[PATCH 06/16] drm: Protect the master management with a drm_device::master_mutex
David Herrmann
dh.herrmann at gmail.com
Thu Mar 27 16:44:13 PDT 2014
Hi
On Wed, Mar 26, 2014 at 9:40 PM, Thomas Hellstrom <thellstrom at vmware.com> wrote:
>> - Why don't add a spin-lock to "drm_file" instead? Use that one to
>> manage master contexts, but keep "struct_mutex" whenever calling into
>> driver callbacks (set_master/drop_master)
>
> See above. We can't have a lock in the drm_file structure since it
> protects drm_minor data. Also, while it might be possible to restructure
> some code to be able to use spinlocks instead of mutexes I see no reason
> to. The established locking order now is master_mutex -> ttm_lock ->
> struct_mutex which means master_mutex must be a mutex.
Thanks, that order really helps understanding what these locks do.
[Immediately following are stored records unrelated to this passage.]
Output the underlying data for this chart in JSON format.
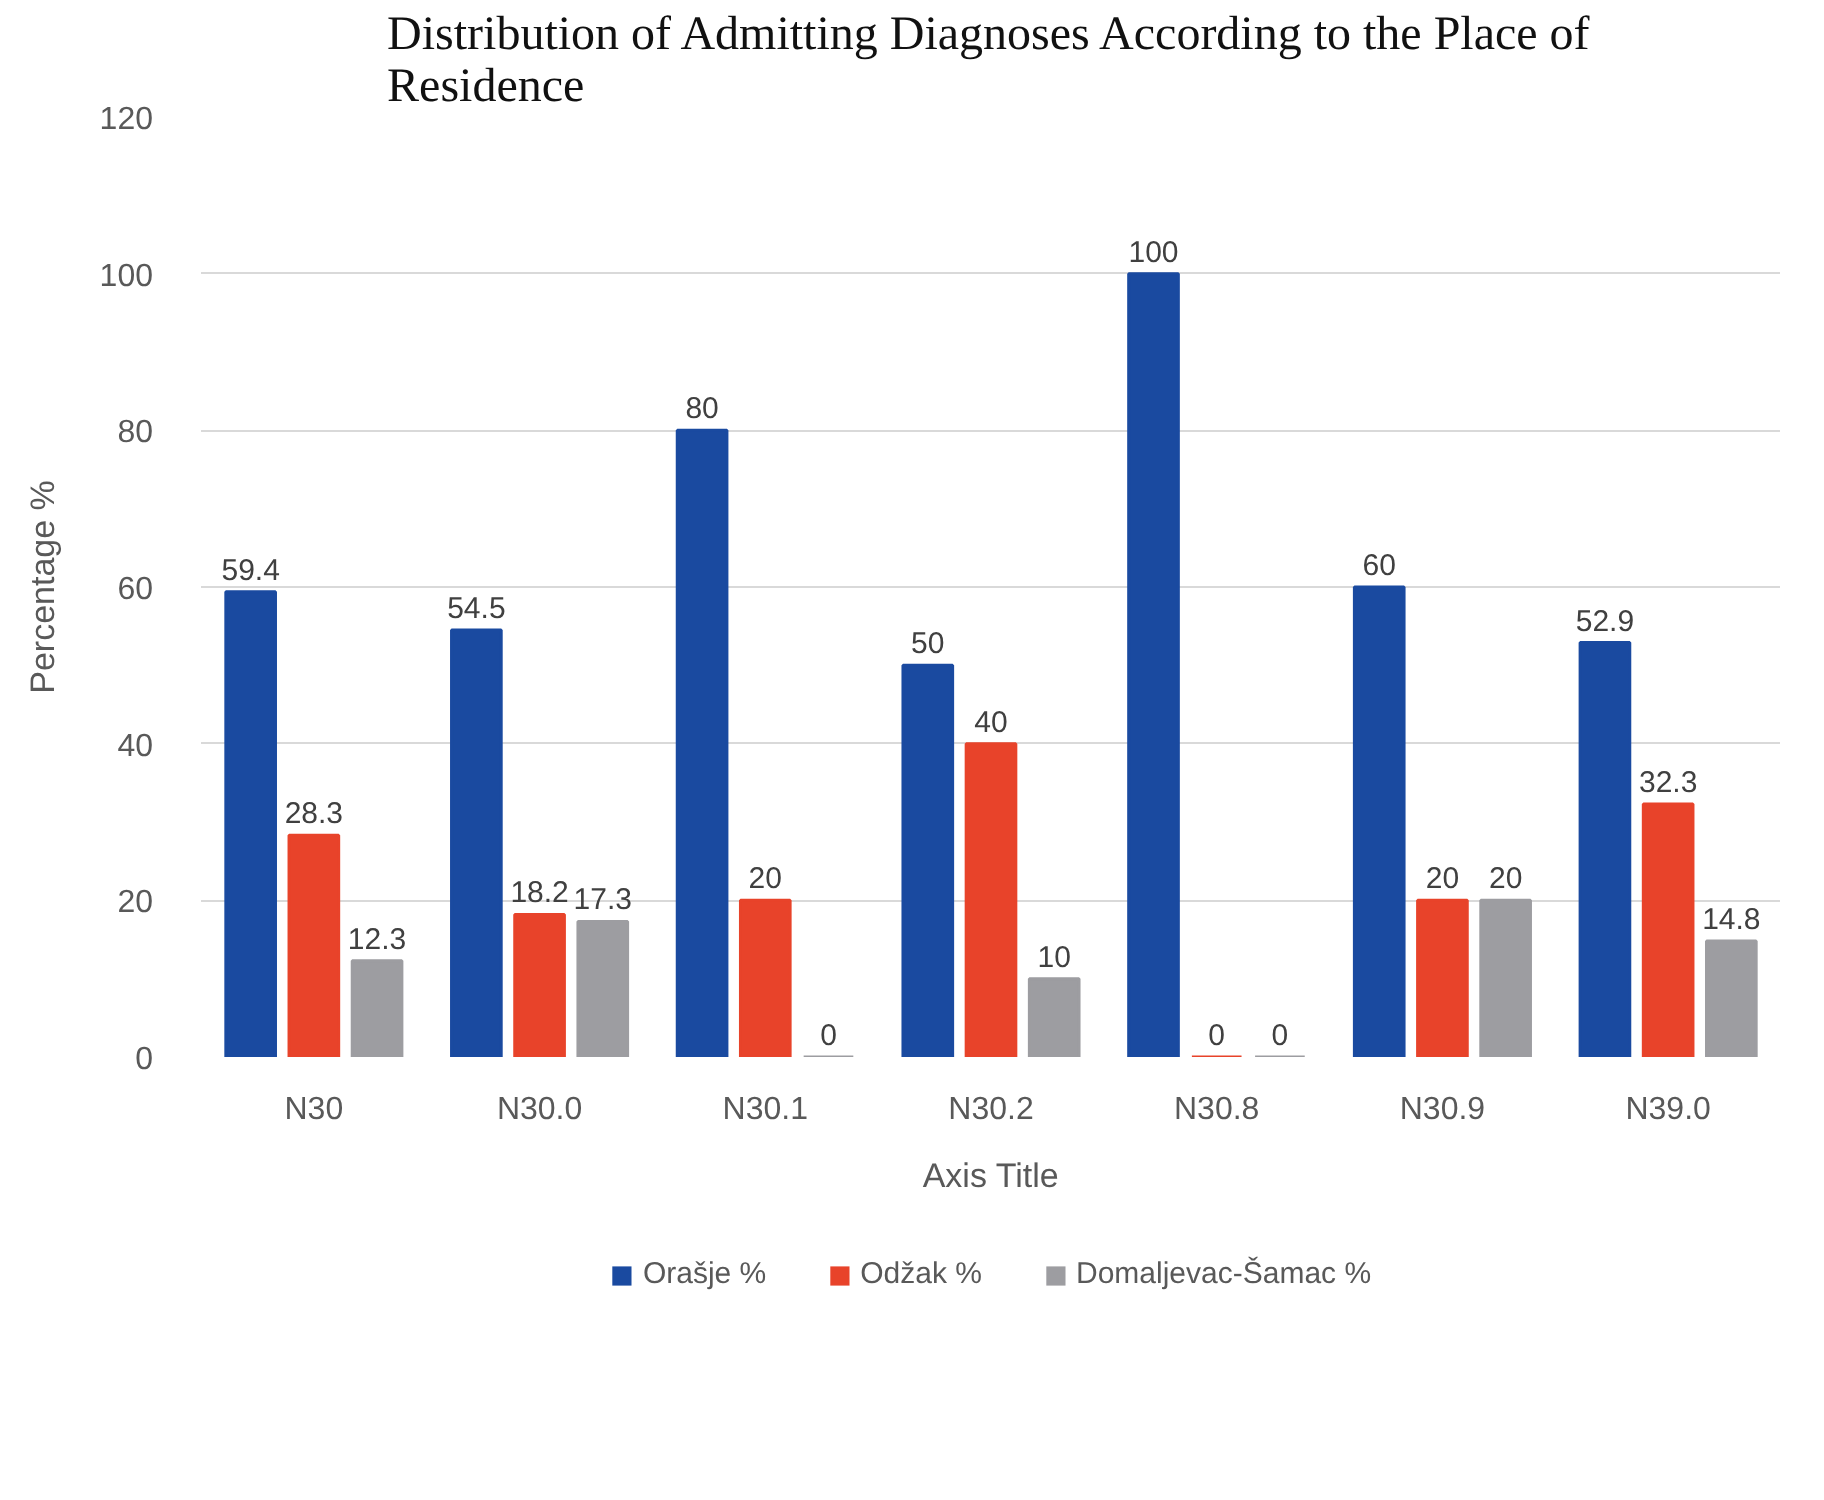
{
  "chart_data": {
    "type": "bar",
    "title": "Distribution of Admitting Diagnoses According to the Place of Residence",
    "xlabel": "Axis Title",
    "ylabel": "Percentage %",
    "categories": [
      "N30",
      "N30.0",
      "N30.1",
      "N30.2",
      "N30.8",
      "N30.9",
      "N39.0"
    ],
    "series": [
      {
        "name": "Orašje %",
        "color": "#1a4aa0",
        "values": [
          59.4,
          54.5,
          80,
          50,
          100,
          60,
          52.9
        ]
      },
      {
        "name": "Odžak %",
        "color": "#e8432a",
        "values": [
          28.3,
          18.2,
          20,
          40,
          0,
          20,
          32.3
        ]
      },
      {
        "name": "Domaljevac-Šamac %",
        "color": "#9d9da1",
        "values": [
          12.3,
          17.3,
          0,
          10,
          0,
          20,
          14.8
        ]
      }
    ],
    "ylim": [
      0,
      120
    ],
    "yticks": [
      0,
      20,
      40,
      60,
      80,
      100,
      120
    ],
    "grid": "y",
    "legend": "bottom",
    "data_labels": true
  }
}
More, actually, than the commit message ;) It also shows how awful
struct_mutex is.. Using it as data-protection and execution-sync is
really weird. So I'm all for doing more fine-grained locking if it's
as simple as with the master-stuff.
>> - why is master_mutex per device and not per-minor? I thought masters
>> on minors are _entirely_ independent?How do multiple keysyms
>
> Because currently there is only one master capable minor per device, so
> it would be equivalent. And even if there were more, there is no reason
> to expect any contention and thus a single master_mutex would be fine.
Fair enough.
>>> diff --git a/drivers/gpu/drm/drm_fops.c b/drivers/gpu/drm/drm_fops.c
>>> index e6cdd0f..dad571f 100644
>>> --- a/drivers/gpu/drm/drm_fops.c
>>> +++ b/drivers/gpu/drm/drm_fops.c
>>> @@ -231,12 +231,13 @@ static int drm_open_helper(struct inode *inode, struct file *filp,
>>>
>>> /* if there is no current master make this fd it, but do not create
>>> * any master object for render clients */
>>> - mutex_lock(&dev->struct_mutex);
>>> + mutex_lock(&dev->master_mutex);
>>> if (drm_is_legacy_client(priv) && !priv->minor->master) {
>>> /* create a new master */
>>> + mutex_lock(&dev->struct_mutex);
>>> priv->minor->master = drm_master_create(priv->minor);
>>> + mutex_unlock(&dev->struct_mutex);
>>> if (!priv->minor->master) {
>>> - mutex_unlock(&dev->struct_mutex);
>>> ret = -ENOMEM;
>>> goto out_close;
>>> }
>>> @@ -245,28 +246,25 @@ static int drm_open_helper(struct inode *inode, struct file *filp,
>>> /* take another reference for the copy in the local file priv */
>>> priv->master = drm_master_get(priv->minor->master);
>>>
>>> + mutex_lock(&dev->struct_mutex);
>>> priv->authenticated = 1;
>>>
>>> mutex_unlock(&dev->struct_mutex);
>> What's that struct_mutex doing here? We're in ->open(), there is
>> no-one racing against us.
>
> Well, it was held at that point before, and the purpose of this patch is
> not to generally clean up struct_mutex usage.
Well, it now looks like this:
mutex_lock(&dev->struct_mutex);
priv->authenticated = 1;
mutex_unlock(&dev->struct_mutex);
Which looks so _wrong_ that I thought we should fix it right away. But
ok, I'm not going to force you to do so.
Quick lock-review:
* drm_authmagic() uses drm_global_mutex to protect setting
priv->authenticated (racing against us..)
* current context is ->open() so no-one has access to "priv". We
haven't even linked it to dev->filelist, but we called into the driver
which might have done anything..
* drm-fops read ->authenticated _unlocked_, so no reason at all to do
an explicit locking around a _single_ write (which is only needed in
very rare cases, anyway)
* it is never set to anything else but 1; a _single_ barrier after
setting it should be enough
In case you don't want to incorporate that, I will send a cleanup.
Would be nice to have the mutex-locking in drm-next to get some
testing. v2 looks good, I haven't done a thorough locking review,
though. But I guess you did, so feel free to include it in your pull.